Während Online- oder Software-Wallets (Desktop oder Mobilgerät) einen einfachen und schnellen Zugriff auf das Internet ermöglichen, gehen sie auf Kosten der Sicherheit. Sie sind ein beliebtes Ziel für Internet-Hacker, die versuchen, Bitcoin oder andere Kryptowährungen über das Internet zu stehlen. Andererseits sind physische Speicher wie Hardware oder Papiergeldbörsen im Laufe der Zeit anfällig für Diebstahl, Zerstörung und Verschlechterung.

Es ist eine gute Faustregel, mehrere verschiedene Arten von Wallets zu verwenden und sicherzustellen, dass das eigene Bitcoin-Kontingent nicht nur auf einem Wallet vorhanden ist.

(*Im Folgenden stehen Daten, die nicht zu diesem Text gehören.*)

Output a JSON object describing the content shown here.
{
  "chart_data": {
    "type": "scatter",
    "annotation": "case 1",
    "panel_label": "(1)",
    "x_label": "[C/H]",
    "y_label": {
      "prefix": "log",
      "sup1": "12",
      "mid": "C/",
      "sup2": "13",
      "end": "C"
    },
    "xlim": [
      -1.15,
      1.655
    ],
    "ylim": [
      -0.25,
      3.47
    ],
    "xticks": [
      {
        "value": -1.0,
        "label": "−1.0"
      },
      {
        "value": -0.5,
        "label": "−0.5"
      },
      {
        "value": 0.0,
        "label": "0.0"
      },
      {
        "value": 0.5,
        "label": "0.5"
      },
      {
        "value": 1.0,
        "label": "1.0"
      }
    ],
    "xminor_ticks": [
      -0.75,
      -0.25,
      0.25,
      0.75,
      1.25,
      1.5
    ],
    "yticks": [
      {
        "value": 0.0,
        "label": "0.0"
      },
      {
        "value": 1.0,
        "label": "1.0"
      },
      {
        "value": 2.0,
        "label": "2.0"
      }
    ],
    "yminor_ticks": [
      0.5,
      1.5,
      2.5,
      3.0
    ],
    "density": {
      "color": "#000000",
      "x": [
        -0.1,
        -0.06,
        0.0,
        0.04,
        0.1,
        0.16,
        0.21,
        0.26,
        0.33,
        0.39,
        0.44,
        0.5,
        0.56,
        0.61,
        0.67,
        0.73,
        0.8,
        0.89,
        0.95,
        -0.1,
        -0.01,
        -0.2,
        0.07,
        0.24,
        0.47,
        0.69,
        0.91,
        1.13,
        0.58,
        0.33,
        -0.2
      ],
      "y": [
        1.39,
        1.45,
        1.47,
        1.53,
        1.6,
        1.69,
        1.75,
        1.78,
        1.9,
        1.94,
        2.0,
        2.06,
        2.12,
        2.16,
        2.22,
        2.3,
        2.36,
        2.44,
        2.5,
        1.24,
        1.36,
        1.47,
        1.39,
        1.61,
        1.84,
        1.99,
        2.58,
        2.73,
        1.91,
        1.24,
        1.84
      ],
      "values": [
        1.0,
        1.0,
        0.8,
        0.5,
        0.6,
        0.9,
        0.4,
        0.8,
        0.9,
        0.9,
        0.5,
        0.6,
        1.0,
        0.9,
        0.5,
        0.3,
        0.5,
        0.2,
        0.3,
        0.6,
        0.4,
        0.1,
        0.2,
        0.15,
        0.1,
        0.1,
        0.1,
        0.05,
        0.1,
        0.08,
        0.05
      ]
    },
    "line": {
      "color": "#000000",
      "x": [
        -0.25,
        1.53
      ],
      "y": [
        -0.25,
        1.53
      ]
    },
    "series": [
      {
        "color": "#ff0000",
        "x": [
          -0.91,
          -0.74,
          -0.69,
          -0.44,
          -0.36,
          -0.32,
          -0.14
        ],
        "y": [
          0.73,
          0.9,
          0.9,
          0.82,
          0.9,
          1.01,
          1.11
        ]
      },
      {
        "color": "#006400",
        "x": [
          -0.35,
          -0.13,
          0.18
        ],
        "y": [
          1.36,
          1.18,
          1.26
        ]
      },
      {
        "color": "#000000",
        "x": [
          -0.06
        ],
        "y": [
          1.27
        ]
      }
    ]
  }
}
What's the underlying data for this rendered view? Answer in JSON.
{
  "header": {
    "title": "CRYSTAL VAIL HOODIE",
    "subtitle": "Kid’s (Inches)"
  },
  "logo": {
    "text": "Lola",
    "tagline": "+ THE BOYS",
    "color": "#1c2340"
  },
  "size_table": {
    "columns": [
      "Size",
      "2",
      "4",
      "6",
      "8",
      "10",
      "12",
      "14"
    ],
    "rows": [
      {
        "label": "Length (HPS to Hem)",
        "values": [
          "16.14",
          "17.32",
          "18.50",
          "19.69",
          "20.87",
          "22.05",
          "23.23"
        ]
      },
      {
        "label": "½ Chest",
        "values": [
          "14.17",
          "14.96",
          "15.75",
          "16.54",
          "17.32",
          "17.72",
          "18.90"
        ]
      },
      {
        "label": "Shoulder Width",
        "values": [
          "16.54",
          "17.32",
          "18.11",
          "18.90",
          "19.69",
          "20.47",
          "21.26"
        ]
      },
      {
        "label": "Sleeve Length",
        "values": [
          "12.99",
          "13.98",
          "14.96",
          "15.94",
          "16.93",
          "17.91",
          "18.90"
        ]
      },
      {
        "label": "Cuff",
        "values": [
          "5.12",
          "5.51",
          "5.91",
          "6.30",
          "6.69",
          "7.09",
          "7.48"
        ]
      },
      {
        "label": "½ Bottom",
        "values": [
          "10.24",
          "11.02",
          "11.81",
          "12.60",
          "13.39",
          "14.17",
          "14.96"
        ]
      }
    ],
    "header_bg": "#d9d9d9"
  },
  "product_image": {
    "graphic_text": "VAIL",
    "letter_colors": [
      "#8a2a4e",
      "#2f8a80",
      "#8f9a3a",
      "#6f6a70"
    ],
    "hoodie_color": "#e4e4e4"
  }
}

Es gibt weitere Verfahren, die zum Schutz des eigenen Kontos ergriffen werden können. Nutzer von Online-Wallet-Diensten können die Zwei-Faktor-Authentifizierung nutzen, was bedeutet, dass sie neben dem Check-in mit einem Login und einem ausreichend komplexen Passwort auch einen eindeutigen Code von einem Gerät ihrer Wahl als „zweite Sicherheitsebene“ eingeben können .

Wir werden uns ansehen, warum Sie sollte in Bitcoin investieren im zehnten Teil unseres Bitcoin Basics-Reihe.

Autor
  • Luke Handt

    Luke Handt ist ein erfahrener Kryptowährungsinvestor und -berater mit über sieben Jahren Erfahrung im Bereich Blockchain und digitale Vermögenswerte. Seine Leidenschaft für Krypto begann während seines Informatik- und Wirtschaftsstudiums an der Stanford University in den frühen 7er Jahren.

    Seit 2016 ist Luke ein aktiver Kryptowährungshändler und investiert strategisch in große Münzen sowie aufstrebende Altcoins. Er kennt sich mit fortgeschrittenen Krypto-Handelsstrategien, Marktanalysen und den Nuancen von Blockchain-Protokollen aus.

    Neben der Verwaltung seines eigenen Krypto-Portfolios teilt Luke sein Fachwissen als Krypto-Autor und -Analyst für führende Finanzpublikationen mit anderen. Es macht ihm Spaß, Einzelhändler über digitale Vermögenswerte aufzuklären, und er ist eine gefragte Stimme auf Fintech-Konferenzen weltweit.

    Wenn er nicht gerade an Preistabellen festhält oder vielversprechende neue Projekte recherchiert, genießt Luke das Surfen, Reisen und guten Wein. Derzeit lebt er in Newport Beach, Kalifornien, wo er die Kryptomärkte weiterhin aufmerksam verfolgt und sich mit anderen Branchenführern austauscht.